The key is technology-driven ROI workflows. In an age of technology-driven healthcare, so many healthcare providers still rely on manual ROI workflows where requests are touched multiple times during processing and request tracking is done in a log book or on a spreadsheet. This is a recipe for poor customer service based on an inability to quickly and accurately provide information about request status, generate invoices and distribute the requested patient information.
Patients want access to their doctors and hospital staff because the human touch is a cornerstone of patient care. But requestors simply need the information they seek. Think of it like this: Rarely do we call airlines unless there is an issue, we simply book tickets and check flight status online. The same goes for requestors. Technology provides an efficient way to request and retrieve information. And, efficiency goes a long way towards maintaining customer satisfaction.
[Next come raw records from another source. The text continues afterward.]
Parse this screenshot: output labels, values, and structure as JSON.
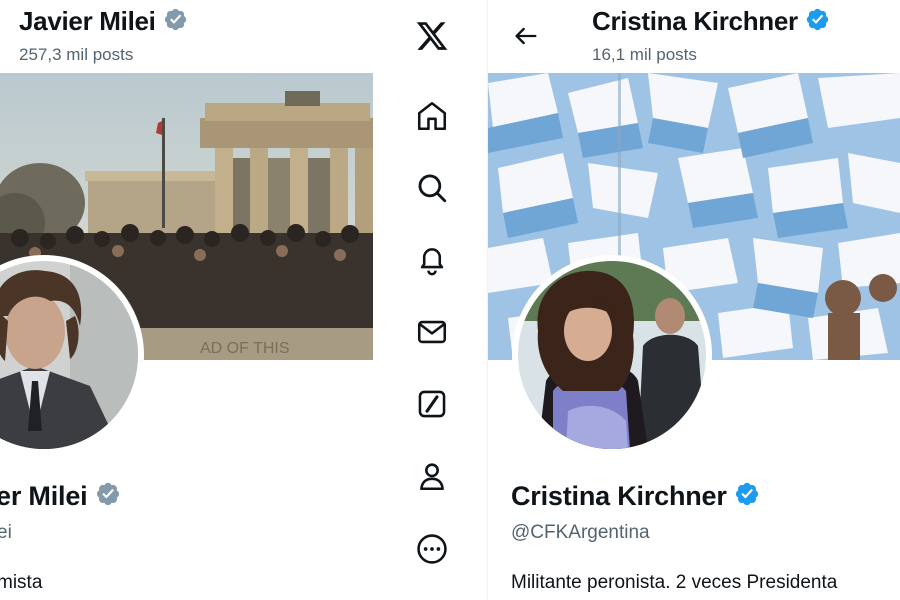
{
  "left_profile": {
    "header_name": "Javier Milei",
    "header_posts": "257,3 mil posts",
    "display_name_partial": "er Milei",
    "handle_partial": "ei",
    "bio_partial": "mista",
    "verified_color": "#829aab"
  },
  "nav": {
    "items": [
      {
        "icon": "x-logo-icon"
      },
      {
        "icon": "home-icon"
      },
      {
        "icon": "search-icon"
      },
      {
        "icon": "bell-icon"
      },
      {
        "icon": "mail-icon"
      },
      {
        "icon": "grok-icon"
      },
      {
        "icon": "profile-icon"
      },
      {
        "icon": "more-icon"
      }
    ]
  },
  "right_profile": {
    "header_name": "Cristina Kirchner",
    "header_posts": "16,1 mil posts",
    "display_name": "Cristina Kirchner",
    "handle": "@CFKArgentina",
    "bio": "Militante peronista. 2 veces Presidenta",
    "verified_color": "#1d9bf0"
  }
}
ROI automation provides benefits to both the healthcare organization and the requestors:
- Requestors can retrieve information they need independently.
- Requestor satisfaction rises because self-sufficiency is built into the ROI process, where it has never been before.
- HIM departments can respond quickly and automatically to requestors.
- Hospitals can quickly distribute information, track data and reduce errors.
- Healthcare organizations can ensure they are complying with strict federal, state and organization regulations.
ROI is one of a handful of touch points your customers have with your healthcare organizations. Let’s strive to make this experience the best it can be. With the right guide in place, the entire universe is within easy reach!